Patients experiencing acute pain after surgery, including dental surgery, often require
analgesia. Ideally, the chosen analgesic should have a rapid onset and sustained effect.
Etoricoxib is a new cyclooxygenase-2-selective inhibitor that has demonstrated analgesic
efficacy in the treatment of acute pain with a rapid onset and long-lasting pain relief.
The goal of this study was to determine the analgesic effect of single oral doses
of etoricoxib 60, 120, 180, and 240 mg compared with placebo in the treatment of pain
after dental surgery. Ibuprofen was used as an active control.
This was a randomized, double-blind, parallel-group, single-dose, placebo- and active
comparator-controlled study performed at a single center. It consisted of 3 visits
(prestudy, treatment, and poststudy). Eligible patients were aged > or =16 years with
moderate or severe pain after surgical extraction of > or =2 third molars, of which
> or =1 was an impacted mandibular molar. Patients were assessed over 24 hours and
reported pain intensity and pain relied at 14 predefined time points. Plasma samples
for a pharmacokinetic/pharmacodynamic analysis were collected from a subset of patients
at baseline and the 14 predefined time points. The end points included total pain
relief over 8 hours (TOPAR8, the primary end point), sum of pain intensity difference
over 8 hours, patient's global evaluation of treatment, median time to onset of pain
relief (2-stopwatch method), peak pain relief, and duration of analgesic effect (median
time to use of rescue medication).
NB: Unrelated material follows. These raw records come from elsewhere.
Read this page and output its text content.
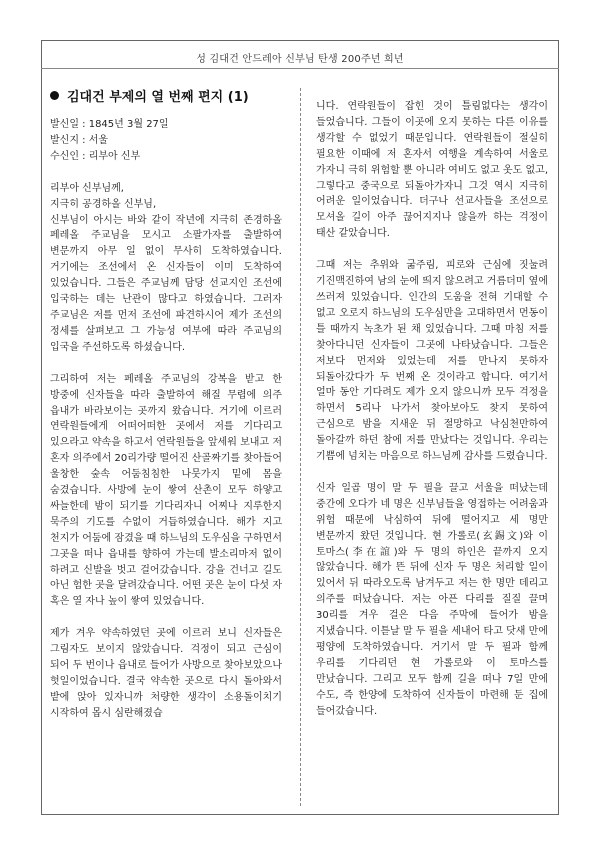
성 김대건 안드레아 신부님 탄생 200주년 희년
김대건 부제의 열 번째 편지 (1)

발신일 : 1845년 3월 27일

발신지 : 서울

수신인 : 리부아 신부

리부아 신부님께,

지극히 공경하올 신부님,

신부님이 아시는 바와 같이 작년에 지극히 존경하올 페레올 주교님을 모시고 소팔가자를 출발하여 변문까지 아무 일 없이 무사히 도착하였습니다. 거기에는 조선에서 온 신자들이 이미 도착하여 있었습니다. 그들은 주교님께 담당 선교지인 조선에 입국하는 데는 난관이 많다고 하였습니다. 그러자 주교님은 저를 먼저 조선에 파견하시어 제가 조선의 정세를 살펴보고 그 가능성 여부에 따라 주교님의 입국을 주선하도록 하셨습니다.

그리하여 저는 페레올 주교님의 강복을 받고 한 방중에 신자들을 따라 출발하여 해질 무렵에 의주 읍내가 바라보이는 곳까지 왔습니다. 거기에 이르러 연락원들에게 어떠어떠한 곳에서 저를 기다리고 있으라고 약속을 하고서 연락원들을 앞세워 보내고 저 혼자 의주에서 20리가량 떨어진 산골짜기를 찾아들어 울창한 숲속 어둠침침한 나뭇가지 밑에 몸을 숨겼습니다. 사방에 눈이 쌓여 산촌이 모두 하얗고 싸늘한데 밤이 되기를 기다리자니 어찌나 지루한지 묵주의 기도를 수없이 거듭하였습니다. 해가 지고 천지가 어둠에 잠겼을 때 하느님의 도우심을 구하면서 그곳을 떠나 읍내를 향하여 가는데 발소리마저 없이 하려고 신발을 벗고 걸어갔습니다. 강을 건너고 길도 아닌 험한 곳을 달려갔습니다. 어떤 곳은 눈이 다섯 자 혹은 열 자나 높이 쌓여 있었습니다.

제가 겨우 약속하였던 곳에 이르러 보니 신자들은 그림자도 보이지 않았습니다. 걱정이 되고 근심이 되어 두 번이나 읍내로 들어가 사방으로 찾아보았으나 헛일이었습니다. 결국 약속한 곳으로 다시 돌아와서 밭에 앉아 있자니까 처량한 생각이 소용돌이치기 시작하여 몹시 심란해졌습

니다. 연락원들이 잡힌 것이 틀림없다는 생각이 들었습니다. 그들이 이곳에 오지 못하는 다른 이유를 생각할 수 없었기 때문입니다. 연락원들이 절실히 필요한 이때에 저 혼자서 여행을 계속하여 서울로 가자니 극히 위험할 뿐 아니라 여비도 없고 옷도 없고, 그렇다고 중국으로 되돌아가자니 그것 역시 지극히 어려운 일이었습니다. 더구나 선교사들을 조선으로 모셔올 길이 아주 끊어지지나 않을까 하는 걱정이 태산 같았습니다.

그때 저는 추위와 굶주림, 피로와 근심에 짓눌려 기진맥진하여 남의 눈에 띄지 않으려고 거름더미 옆에 쓰러져 있었습니다. 인간의 도움을 전혀 기대할 수 없고 오로지 하느님의 도우심만을 고대하면서 먼동이 틀 때까지 녹초가 된 채 있었습니다. 그때 마침 저를 찾아다니던 신자들이 그곳에 나타났습니다. 그들은 저보다 먼저와 있었는데 저를 만나지 못하자 되돌아갔다가 두 번째 온 것이라고 합니다. 여기서 얼마 동안 기다려도 제가 오지 않으니까 모두 걱정을 하면서 5리나 나가서 찾아보아도 찾지 못하여 근심으로 밤을 지새운 뒤 절망하고 낙심천만하여 돌아갈까 하던 참에 저를 만났다는 것입니다. 우리는 기쁨에 넘치는 마음으로 하느님께 감사를 드렸습니다.

신자 일곱 명이 말 두 필을 끌고 서울을 떠났는데 중간에 오다가 네 명은 신부님들을 영접하는 어려움과 위험 때문에 낙심하여 뒤에 떨어지고 세 명만 변문까지 왔던 것입니다. 현 가롤로(玄錫文)와 이 토마스(李在誼)와 두 명의 하인은 끝까지 오지 않았습니다. 해가 뜬 뒤에 신자 두 명은 처리할 일이 있어서 뒤 따라오도록 남겨두고 저는 한 명만 데리고 의주를 떠났습니다. 저는 아픈 다리를 질질 끌며 30리를 겨우 걸은 다음 주막에 들어가 밤을 지냈습니다. 이튿날 말 두 필을 세내어 타고 닷새 만에 평양에 도착하였습니다. 거기서 말 두 필과 함께 우리를 기다리던 현 가롤로와 이 토마스를 만났습니다. 그리고 모두 함께 길을 떠나 7일 만에 수도, 즉 한양에 도착하여 신자들이 마련해 둔 집에 들어갔습니다.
Adverse events were collected up to 14 days postdose.
Three hundred ninety-eight (63.1% women, 36.9% men; mean age, 21.1 years; 72.1% white,
27.9% other; mean number of third molars removed, 3.5; 65.2% experiencing moderate
pain) were randomly allocated to receive etoricoxib 60 mg (n = 75), etoricoxib 120
mg (n = 76), etoricoxib 180 mg (n = 74), etoricoxib 240 mg (n = 76), ibuprofen 400
mg (n = 48), and placebo (n = 49). All active treatments had significantly greater
overall analgesic effect (TOPAR8) compared with placebo (P < or 0.001). Patients who
received etoricoxib 120 and 180 mg had significantly higher TOPAR8 scores than those
who received etoricoxib 60 mg ( P < = 0.001) and ibuprofen (P < 0.05 etoricoxib 120
mg; P < or = 0.001 etoricoxib 180 mg). Least-squares mean TOPAR8 scores for etoricoxib
60, 120, 180, and 240 mg, ibuprofen, and placebo were 16.0, 22.0, 23.5, 20.7, 18.6,
and 5.2, respectively. The median time to onset of analgesia was 24 minutes for etoricoxib
120, 180, and 240 mg, and 30 minutes for etoricoxib 60 mg and ibuprofen. There were
no significant differences in the onset of analgesia between etoricoxib 120, 180,
and 240 mg and ibuprofen. The duration of analgesic effect was >24 hours for etoricoxib
120, 180, and 240 mg, and 12.1 hours for etoricoxib 60 mg. The duration of effect
was significantly longer with all 4 etoricoxib doses compared with ibuprofen (10.1
hours; P < 0.05 etoricoxib 60 mg; < or = 0.001etoricoxib 120, 180, and 240 mg) and
compared with placebo (2.1 hours; P < = 0.001). In the pharmacokinetic/pharmacodynamic
analysis (n approximately 120), there was a linear relationship between plasma etoricoxib
concentrations and pain relief scores up to the maximum observed concentration, followed
by a decline in plasma concentrations with persistent analgesia. The most common adverse
events were postextraction alveolitis and nausea.
In this dose-ranging study, etoricoxib 120 mg was determined to be the minimum dose
that had maximal efficacy in patients with moderate to severe acute pain associated
with dental surgery. Both etoricoxib and ibuprofen were generally well tolerated.